W czerwcu prezydent Trzaskowski lansował się w filmiku promocyjnym tym, że w międzynarodowym towarzystwie jeździ rowerem Veturilo po bulwarach. Kilka miesięcy później podpisano umowę na budowę kładki pieszo-rowerowej za ponad 120 milionów złotych. A potem spadło trochę śniegu i nikt już o rowerzystach nie pamięta.
Lubię sobie czasem poczytać raporty miejskich instytucji. Jakoś tak radośniej robi się wtedy człowiekowi. Z wcale nie takiego nowego Warszawskiego Raportu Rowerowego 2020 dowiadujemy się, że miasto walczy! Mimo pandemii, szeregu przeciwności i trudności, powstało 50 kilometrów trasy rowerowej, a jej łączna długość – na dzień pisania raportu – wynosi ponad 680 kilometrów! Teraz, po prawie roku, pewnie grubo ponad 700! Nic więc dziwnego, że żadna siła nie jest w stanie tego odśnieżyć.

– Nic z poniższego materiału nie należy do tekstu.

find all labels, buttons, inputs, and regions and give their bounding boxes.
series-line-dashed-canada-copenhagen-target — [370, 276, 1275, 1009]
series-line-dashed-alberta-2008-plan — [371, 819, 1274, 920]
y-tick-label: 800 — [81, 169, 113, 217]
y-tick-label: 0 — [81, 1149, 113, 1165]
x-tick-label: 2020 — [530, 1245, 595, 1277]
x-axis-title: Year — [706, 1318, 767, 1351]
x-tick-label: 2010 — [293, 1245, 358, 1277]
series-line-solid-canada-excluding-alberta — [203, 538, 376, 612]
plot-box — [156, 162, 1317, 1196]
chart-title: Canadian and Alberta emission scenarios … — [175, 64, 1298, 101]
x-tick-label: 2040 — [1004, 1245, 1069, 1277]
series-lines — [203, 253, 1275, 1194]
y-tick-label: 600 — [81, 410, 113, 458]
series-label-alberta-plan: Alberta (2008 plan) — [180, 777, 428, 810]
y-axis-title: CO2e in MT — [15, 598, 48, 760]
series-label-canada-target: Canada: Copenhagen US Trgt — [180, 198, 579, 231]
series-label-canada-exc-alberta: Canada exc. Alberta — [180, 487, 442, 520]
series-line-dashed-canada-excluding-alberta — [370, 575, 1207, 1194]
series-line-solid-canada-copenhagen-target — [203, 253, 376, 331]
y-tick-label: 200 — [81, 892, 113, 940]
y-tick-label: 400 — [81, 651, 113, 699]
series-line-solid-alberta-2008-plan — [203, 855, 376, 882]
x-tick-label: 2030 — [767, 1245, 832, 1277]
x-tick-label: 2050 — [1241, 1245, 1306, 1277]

Znaj różnicę między czasem przeszłym i teraźniejszym
– W tym roku ze względu na sytuację finansową, miasto stanęło przed wyborem, czy inwestować w odśnieżanie infrastruktury rowerowej czy zaoszczędzić te pieniądze i przeznaczyć na dalszy rozwój i jej budowę w 2021 roku. Wybraliśmy dalszy rozwój infrastruktury rowerowej – informowała na początku tego roku Karolina Gałecka, ówczesna rzeczniczka stołecznego ratusza. Zapytaliśmy Zarząd Dróg Miejskich o to ile udało się w ten sposób zaoszczędzić, a także jak te środki zostały ulokowane. Chcieliśmy się również dowiedzieć ile kosztuje odśnieżanie dróg rowerowych przez cały sezon, a także ile ostatecznie będzie kosztowała budowa kładki pieszo-rowerowej nad Wisłą. Odpowiedź otrzymałem tylko na to ostatnie pytanie, bo, jak wyjaśnił rzecznik ZDM Jakub Dybalski: „ZDM nie zajmuje się odśnieżaniem”.

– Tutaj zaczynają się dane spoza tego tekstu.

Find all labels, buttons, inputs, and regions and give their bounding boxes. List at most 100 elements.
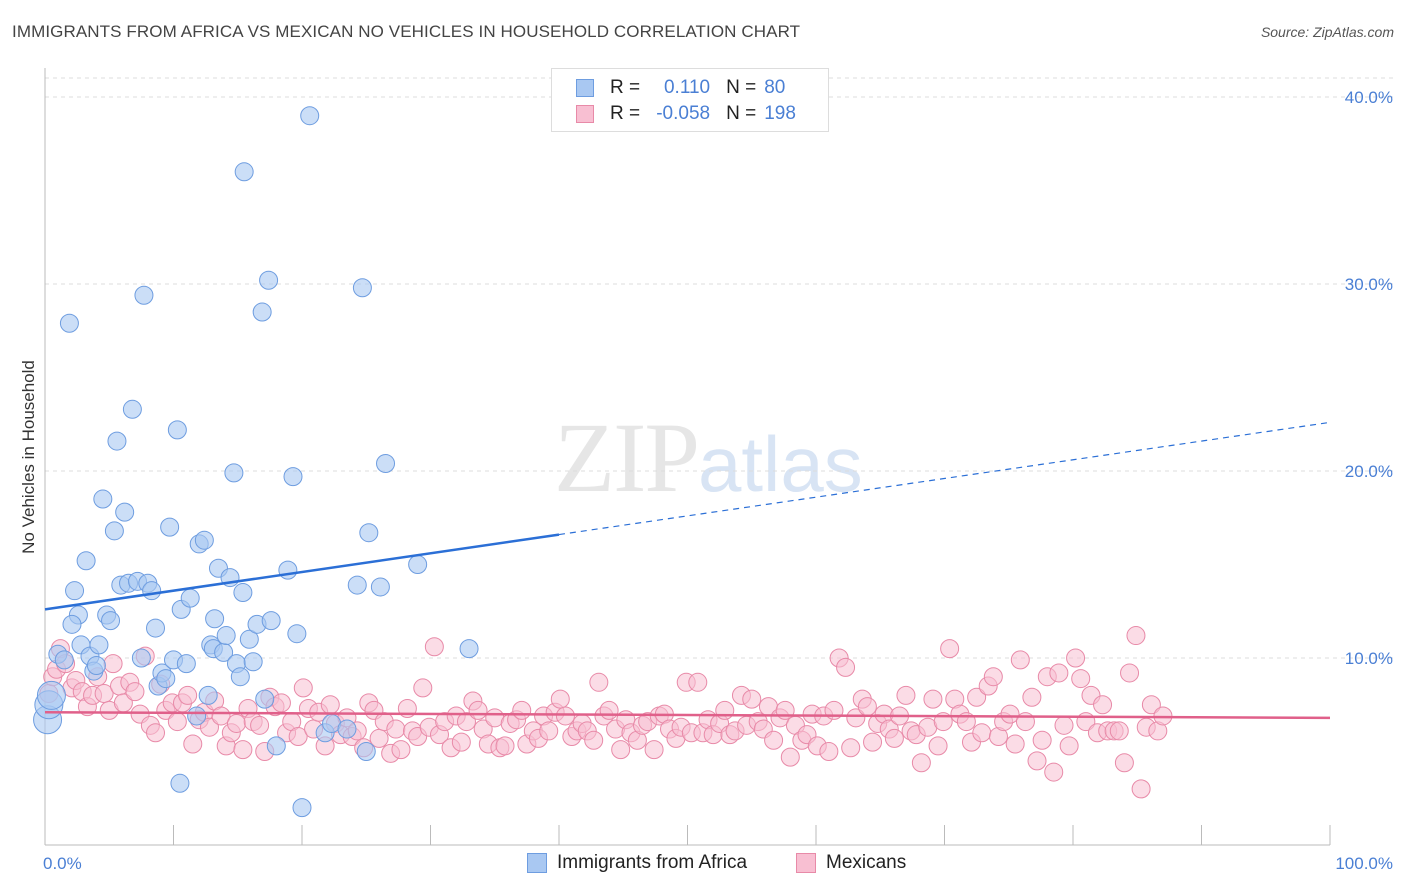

Ciężko odmówić racji panu rzecznikowi. Zarząd Dróg Miejskich nie zajmuje się odśnieżaniem od kiedy zarzucono tę czynność w 2020 roku.
Przeczytaj również: 5 milionów z budżetu obywatelskiego dla Bielan
W Internecie nic nie ginie
Ze względu na wymijające odpowiedzi przedstawicieli ZDM uznałem, że poszukam danych w Internecie. No trudno, najwyżej będą odrobinę nieaktualne. Niemal rok temu ten sam pan rzecznik w rozmowie z TVN Warszawa twierdził: „W zeszłym roku [2019, przyp. red.] mieliśmy umowę na oczyszczanie i odśnieżanie dróg rowerowych za 381 tysięcy złotych. Nie było jednak śniegu i skończyło się na samym oczyszczaniu. W tym roku musimy oszczędzać. Dlatego zdecydowaliśmy, że na ten sezon umowy nie podpiszemy”. Panie Dybalski, to jednak znacie te liczby?
Wszystko ma swoje priorytety, niestety
Ratusz twierdzi, że jest szansa, ale nie w tym roku, bo nie mają pieniędzy, a w ogóle to są inne priorytety. - Pracujemy nad tym, żeby ścieżki były odśnieżane, mimo coraz trudniejszej sytuacji budżetowej miasta. Mimo, że nie jest priorytet, ale pieniądze na odśnieżanie DDR powinny znaleźć się w 2022 roku, jeśli uda się dopiąć wszystko od strony formalnej, to jest szansa że będziemy odśnieżać ścieżki, nie ma jednak gwarancji, że to będzie tej zimy – stwierdziła w rozmowie ze mną pani Monika Beuth-Lutyk, rzecznik prasowa Ratusza.
Prawdopodobnie jednym z tych priorytetów była budowa arcyważnej, wręcz strategicznej inwestycji – mostu pieszo-rowerowego, który połączy ul. Okrzei z Bulwarami Wiślanymi w okolicy ul. Karowej. Koszt rocznej umowy na odśnieżanie ddr-ek to, jak twierdzi rzecznik Dybalski, 381 tys. złotych, nowa kładka ma kosztować ponad 120 milinów złotych. Podjąłem ten wysiłek i wpisałem obie liczby w kalkulator – tylko w odwrotnej kolejności – i wstawiłem między nie znak dzielenia. Wyszło mi, że za ten most można by podpisać 315 umów na odśnieżanie dróg rowerowych. Oblodzone drogi dla rowerów to nie problem braku pieniędzy. To kwestia, wspomnianych przez panią rzecznik, priorytetów.